Было малиновое варенье, сахар колотый, сушки, пироги с яблоками и конфеты «Зоологические» со зверями — не в начинке, а на обертке. Только вкус чая для меня отсутствовал, поскольку думы все притупили.
— Генка звонил, спрашивал, почему не заходишь.
— Зайду.
Ежели Вячик живет под чужой личиной, то зачем? Чтобы свою скрыть, истинную. А для чего гримируется под французского мушкетера? Опять-таки чтобы настоящее лицо не показывать. И опять-таки зачем?
— Веста ему шарф вяжет.
— У него ж их пара…
— Покупные. К твоему сведению, любят мужчину или нет, можно узнать по шарфу. Если вязан женой, то любят.

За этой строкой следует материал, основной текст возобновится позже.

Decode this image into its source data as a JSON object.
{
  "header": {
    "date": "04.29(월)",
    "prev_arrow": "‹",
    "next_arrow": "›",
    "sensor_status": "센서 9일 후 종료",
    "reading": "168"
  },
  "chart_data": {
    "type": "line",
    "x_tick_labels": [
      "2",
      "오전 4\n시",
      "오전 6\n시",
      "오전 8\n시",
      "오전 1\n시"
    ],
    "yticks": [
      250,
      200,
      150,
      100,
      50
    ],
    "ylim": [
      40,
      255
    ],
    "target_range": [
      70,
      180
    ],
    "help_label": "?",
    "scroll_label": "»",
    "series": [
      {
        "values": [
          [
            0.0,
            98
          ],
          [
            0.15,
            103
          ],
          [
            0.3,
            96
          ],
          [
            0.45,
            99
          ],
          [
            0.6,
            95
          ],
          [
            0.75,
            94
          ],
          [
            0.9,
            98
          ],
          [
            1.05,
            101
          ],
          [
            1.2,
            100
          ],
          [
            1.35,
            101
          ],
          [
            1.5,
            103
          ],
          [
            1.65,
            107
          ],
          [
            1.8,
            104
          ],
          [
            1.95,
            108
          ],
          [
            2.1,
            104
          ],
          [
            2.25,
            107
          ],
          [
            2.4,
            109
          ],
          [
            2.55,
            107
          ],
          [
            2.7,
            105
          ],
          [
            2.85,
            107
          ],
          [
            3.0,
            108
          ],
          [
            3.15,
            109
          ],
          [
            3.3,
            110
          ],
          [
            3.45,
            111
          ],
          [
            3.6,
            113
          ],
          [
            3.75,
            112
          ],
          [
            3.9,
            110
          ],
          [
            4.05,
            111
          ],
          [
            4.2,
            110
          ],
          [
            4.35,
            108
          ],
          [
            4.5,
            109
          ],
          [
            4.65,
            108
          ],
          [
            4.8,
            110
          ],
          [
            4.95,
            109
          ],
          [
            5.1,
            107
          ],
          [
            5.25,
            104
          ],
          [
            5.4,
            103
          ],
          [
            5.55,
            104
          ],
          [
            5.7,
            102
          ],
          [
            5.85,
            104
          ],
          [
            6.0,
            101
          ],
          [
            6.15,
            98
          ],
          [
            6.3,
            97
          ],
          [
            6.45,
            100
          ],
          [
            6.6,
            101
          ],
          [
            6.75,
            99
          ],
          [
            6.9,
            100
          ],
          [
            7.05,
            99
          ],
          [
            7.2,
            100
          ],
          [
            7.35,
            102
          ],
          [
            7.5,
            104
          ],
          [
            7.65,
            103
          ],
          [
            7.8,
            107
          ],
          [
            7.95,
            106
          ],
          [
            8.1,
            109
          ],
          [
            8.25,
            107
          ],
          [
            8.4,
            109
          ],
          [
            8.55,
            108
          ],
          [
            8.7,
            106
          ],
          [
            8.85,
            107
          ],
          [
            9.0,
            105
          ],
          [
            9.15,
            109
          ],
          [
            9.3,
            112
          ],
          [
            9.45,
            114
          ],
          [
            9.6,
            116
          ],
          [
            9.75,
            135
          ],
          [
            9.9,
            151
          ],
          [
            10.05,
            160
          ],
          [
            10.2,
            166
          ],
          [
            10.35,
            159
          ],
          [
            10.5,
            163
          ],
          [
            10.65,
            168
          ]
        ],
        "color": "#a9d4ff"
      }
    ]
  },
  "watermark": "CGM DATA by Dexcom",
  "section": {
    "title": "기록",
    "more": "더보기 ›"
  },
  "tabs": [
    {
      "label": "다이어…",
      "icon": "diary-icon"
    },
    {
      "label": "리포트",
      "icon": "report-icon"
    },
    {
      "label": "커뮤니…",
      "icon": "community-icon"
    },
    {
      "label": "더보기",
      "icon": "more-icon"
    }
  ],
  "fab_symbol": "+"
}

— А мой-то, серенький, в мелкую дрипочку, вязан или как?
— Неужели куплен?
А зачем парик?.. Для воровства. Вот так бестия! Он-то украдет, а все шишки повалятся на подлинного Вячеслава Андреевича Коршунка. Задумано хитро. А кто он на самом деле, этот лже-Вячик, никому не ведано. Только вопрос: как он и что ворует? Через охрану муха не пролетит — сам видел, как его машину проверяли.
— Коля, ты не занемог?
— Где ж занемог, ежели пятый кусок пирога уминаю…
— Вид у тебя нахохленный.
— Это от переедания.
С другой стороны — закавыка. Допустим, что он спер паспорт, заделался Коршунком и ворует под его марку… Но подлинный-то Коршунок при случае скажет правду — мол, я не я, и лошадь не моя. Иль тут комбинация позамысловатее и не по моим зубам?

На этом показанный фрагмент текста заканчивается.